Until the Beginning

Juneau didn’t need to say it. I know what she was thinking. She doesn’t want me along because she knows—we know—that if it comes down to fighting in the desert, instead of using the truck for surveillance and escape, I will be a liability.

 

Even if I always knew that I wasn’t Juneau’s equal, the fact that my incompetence is so insurmountable that she left me behind just confirms my utter lameness. I stop these thoughts in their tracks. I’m not utterly lame, I tell myself. I am exponentially less lame then a few weeks ago; Juneau said it herself. I can help her. I know I can. She needs me. I won’t let her push me away just to protect me.

 

I pace the clearing, debating what to do. The sun is shining in through the trees at an angle, well up above the horizon. When did Juneau say the sun rose? Six a.m.? And if the sun is directly overhead at noon, then I guess it’s around ten in the morning. Juneau’s probably been gone since dawn, if not earlier. Even if I ignore her request and follow her, it will be impossible to catch up with her at this point.

 

I hold my head in my hands, squeezing hard, and let out a roar of frustration. What do I do? Can Juneau really free her clan by herself, or is she walking into a trap? What can I actually do to help? I can’t just sit around and wait. But if I go after her, I could be a detriment: either slow her down or get her captured.

 

I head to the top of the mountain, ignoring the branches that whip painfully against my arms, the brambles that poke me through my jeans. And when I reach the crest, I find a rocky outcrop and sit down, surveying the land spread before me like a giant Western movie set. The woods thin out gradually as the land levels into foothills, until there are no more trees—only a dry brownish-green pastureland that quickly turns into desert scrub. Deer-type animals graze peacefully in the distance. It would look like they were living in some kind of untouched-by-civilization Disneyesque utopia, if it weren’t for the twenty-foot fence sectioning off the ranch.

 

As I sit, my anger and shame melt away and my thoughts become clearer. What are my options? Stay or leave. And if I leave, I’ll have to find a plan of my own since I can’t catch up with Juneau.

 

Think about what advantages nature gives us, I hear her say. What advantages do I have? Although I can shoot a tree, I’ve never aimed at a moving target.
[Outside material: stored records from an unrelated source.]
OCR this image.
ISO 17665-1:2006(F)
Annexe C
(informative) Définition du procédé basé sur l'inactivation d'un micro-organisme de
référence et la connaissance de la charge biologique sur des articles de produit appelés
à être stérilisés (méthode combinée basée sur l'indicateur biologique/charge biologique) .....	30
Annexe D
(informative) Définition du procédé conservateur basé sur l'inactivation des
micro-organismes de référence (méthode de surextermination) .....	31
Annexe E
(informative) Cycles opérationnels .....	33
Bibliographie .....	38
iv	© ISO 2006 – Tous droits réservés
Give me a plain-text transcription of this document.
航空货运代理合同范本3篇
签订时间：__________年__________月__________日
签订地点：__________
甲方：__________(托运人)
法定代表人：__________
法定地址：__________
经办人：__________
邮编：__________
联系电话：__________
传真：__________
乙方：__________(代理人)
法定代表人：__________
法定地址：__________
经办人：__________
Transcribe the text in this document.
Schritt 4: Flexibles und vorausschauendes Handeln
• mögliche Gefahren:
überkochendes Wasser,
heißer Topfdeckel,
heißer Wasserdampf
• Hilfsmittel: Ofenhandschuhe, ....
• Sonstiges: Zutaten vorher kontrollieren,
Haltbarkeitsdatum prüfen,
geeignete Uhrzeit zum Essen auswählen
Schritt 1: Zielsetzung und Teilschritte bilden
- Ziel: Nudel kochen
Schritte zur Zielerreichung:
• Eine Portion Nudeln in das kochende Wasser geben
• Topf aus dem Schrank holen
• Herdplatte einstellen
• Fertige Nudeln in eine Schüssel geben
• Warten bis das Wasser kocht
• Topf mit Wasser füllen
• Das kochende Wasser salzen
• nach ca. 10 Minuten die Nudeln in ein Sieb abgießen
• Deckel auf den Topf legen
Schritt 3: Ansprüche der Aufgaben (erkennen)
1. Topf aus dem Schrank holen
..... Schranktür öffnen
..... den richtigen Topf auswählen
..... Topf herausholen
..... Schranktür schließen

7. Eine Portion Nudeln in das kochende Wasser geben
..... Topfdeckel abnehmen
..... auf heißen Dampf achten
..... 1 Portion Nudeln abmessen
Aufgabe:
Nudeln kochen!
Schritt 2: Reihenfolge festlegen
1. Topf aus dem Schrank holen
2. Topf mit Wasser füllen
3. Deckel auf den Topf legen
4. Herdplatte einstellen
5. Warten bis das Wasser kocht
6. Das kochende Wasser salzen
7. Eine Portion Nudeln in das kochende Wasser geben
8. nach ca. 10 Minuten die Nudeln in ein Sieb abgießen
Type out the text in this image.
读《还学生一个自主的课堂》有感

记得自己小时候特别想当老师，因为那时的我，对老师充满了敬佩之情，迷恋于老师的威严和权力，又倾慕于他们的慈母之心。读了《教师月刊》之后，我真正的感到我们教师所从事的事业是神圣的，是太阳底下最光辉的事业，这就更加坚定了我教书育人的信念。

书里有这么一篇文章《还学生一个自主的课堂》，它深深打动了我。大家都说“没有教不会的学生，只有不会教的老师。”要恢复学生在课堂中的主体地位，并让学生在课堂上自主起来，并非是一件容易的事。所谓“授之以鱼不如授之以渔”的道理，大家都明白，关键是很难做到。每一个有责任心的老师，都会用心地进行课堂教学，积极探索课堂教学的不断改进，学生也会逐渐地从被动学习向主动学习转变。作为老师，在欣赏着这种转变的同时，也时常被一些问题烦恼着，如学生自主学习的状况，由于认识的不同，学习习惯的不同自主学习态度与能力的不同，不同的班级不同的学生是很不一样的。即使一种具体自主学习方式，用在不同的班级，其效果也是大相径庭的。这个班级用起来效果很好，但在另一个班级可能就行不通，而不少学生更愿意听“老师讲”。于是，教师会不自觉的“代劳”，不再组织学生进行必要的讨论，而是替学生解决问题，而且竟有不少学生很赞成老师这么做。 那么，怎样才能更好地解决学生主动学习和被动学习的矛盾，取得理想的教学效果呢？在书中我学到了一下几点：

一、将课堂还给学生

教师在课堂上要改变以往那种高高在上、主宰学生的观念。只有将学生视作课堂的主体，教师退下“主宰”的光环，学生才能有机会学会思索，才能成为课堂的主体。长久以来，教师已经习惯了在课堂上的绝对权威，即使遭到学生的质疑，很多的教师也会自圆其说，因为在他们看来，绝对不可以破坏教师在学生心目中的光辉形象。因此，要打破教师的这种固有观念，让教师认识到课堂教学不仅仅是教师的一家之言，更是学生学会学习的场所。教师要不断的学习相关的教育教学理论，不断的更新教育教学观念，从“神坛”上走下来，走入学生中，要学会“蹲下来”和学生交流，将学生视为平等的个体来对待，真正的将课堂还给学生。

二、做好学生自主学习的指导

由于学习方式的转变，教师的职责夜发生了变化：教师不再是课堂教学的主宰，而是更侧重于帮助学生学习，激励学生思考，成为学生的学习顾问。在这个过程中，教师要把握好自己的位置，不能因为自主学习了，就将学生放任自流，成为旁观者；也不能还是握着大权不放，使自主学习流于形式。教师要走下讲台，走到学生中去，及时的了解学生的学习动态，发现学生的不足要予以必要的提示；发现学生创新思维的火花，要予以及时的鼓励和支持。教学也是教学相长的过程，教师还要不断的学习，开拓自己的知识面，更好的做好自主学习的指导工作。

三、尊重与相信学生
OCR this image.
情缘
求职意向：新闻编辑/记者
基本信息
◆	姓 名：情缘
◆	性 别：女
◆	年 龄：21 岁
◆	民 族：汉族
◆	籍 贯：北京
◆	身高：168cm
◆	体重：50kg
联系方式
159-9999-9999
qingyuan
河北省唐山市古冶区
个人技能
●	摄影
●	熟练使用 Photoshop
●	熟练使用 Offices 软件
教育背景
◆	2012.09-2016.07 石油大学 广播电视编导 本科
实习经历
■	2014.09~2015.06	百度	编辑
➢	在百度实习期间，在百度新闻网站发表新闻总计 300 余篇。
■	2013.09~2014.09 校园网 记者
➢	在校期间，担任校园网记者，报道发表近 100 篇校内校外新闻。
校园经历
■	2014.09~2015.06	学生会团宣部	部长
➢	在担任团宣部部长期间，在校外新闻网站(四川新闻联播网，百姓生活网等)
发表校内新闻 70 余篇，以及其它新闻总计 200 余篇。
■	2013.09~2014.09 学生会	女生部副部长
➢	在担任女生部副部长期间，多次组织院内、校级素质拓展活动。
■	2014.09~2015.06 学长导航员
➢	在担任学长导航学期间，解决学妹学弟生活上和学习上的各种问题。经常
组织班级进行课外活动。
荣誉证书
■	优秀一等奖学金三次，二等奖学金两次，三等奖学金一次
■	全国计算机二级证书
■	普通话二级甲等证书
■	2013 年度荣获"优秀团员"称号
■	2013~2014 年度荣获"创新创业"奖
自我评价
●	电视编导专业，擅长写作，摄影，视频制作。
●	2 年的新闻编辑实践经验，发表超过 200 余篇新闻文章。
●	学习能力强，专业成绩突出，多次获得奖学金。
And although I can build a fire, I’m not a wilderness survivalist like her. But I have one advantage she doesn’t know about: I can Read. At least, I did it once. And I am determined to find out what that means. To add it to my short list of skills.

 

I stand and let the wind whip my hair around, close my eyes and breathe in the pure mountain air. I can be one with nature, I think. And then I open my eyes and laugh. Like hell I can. I’ll let Juneau be one with nature. I’ll just be myself.

 

 

Back at the campsite, I rifle through our supplies. Juneau left the tent and bedding, the cooking equipment, flashlights and dishes, and most of the food. It looks like she took the backpack, most of the water, and some food. The knife and her crossbow are gone.

 

My crossbow, however, lies where I left it last night by the fire. I decide to fit in one last practice with a tree before potentially having to aim it at live targets. At the edge of the clearing, I cock the bowstring and load a bolt into the tiller, like Juneau showed me yesterday. Pulling the crossbow up to my chin, I eye a tree a few yards away with a large, round knot about halfway up. Aiming for the knot, I squeeze the trigger and launch a bolt in its direction. Then one after another, I cock and load and fire, until all six of the arrows are embedded in the tree, although unfortunately nowhere near the knot.

 

At least I’m getting faster at loading, I think, as I gather the bolts and go back to my starting position. But I’m still not a sharpshooter like Juneau. Sometimes I’m good, sometimes I’m way off. I have no consistency, and don’t understand what’s tripping me up.

 

Too bad it’s not a video game, I muse, and suddenly an idea comes to mind. I’m good at video games. Really good. Shooting in real life must be mainly a matter of hand-eye coordination, after you’ve gotten used to the weight and feel of the weapon. What if I just pretend I’m in a video game? Forget that I’m in the woods, out of my element, and pretend I’m in the comfort of my living room, all conditions under my control.

 

I let everything melt away, the sounds of the woods, the smell of dirt and pine. It’s just me, the tree, and the crossbow. I breathe out slowly and squeeze the trigger. The bolt flies across the clearing and lodges firmly into the knot.

 

I whoop and dance around a bit before calming down and trying again. I put myself in the zone, aim, and fire. Another bull’s-eye.

 

This is what I needed. If I make the environment my own, I can manipulate it with confidence. It makes perfect sense.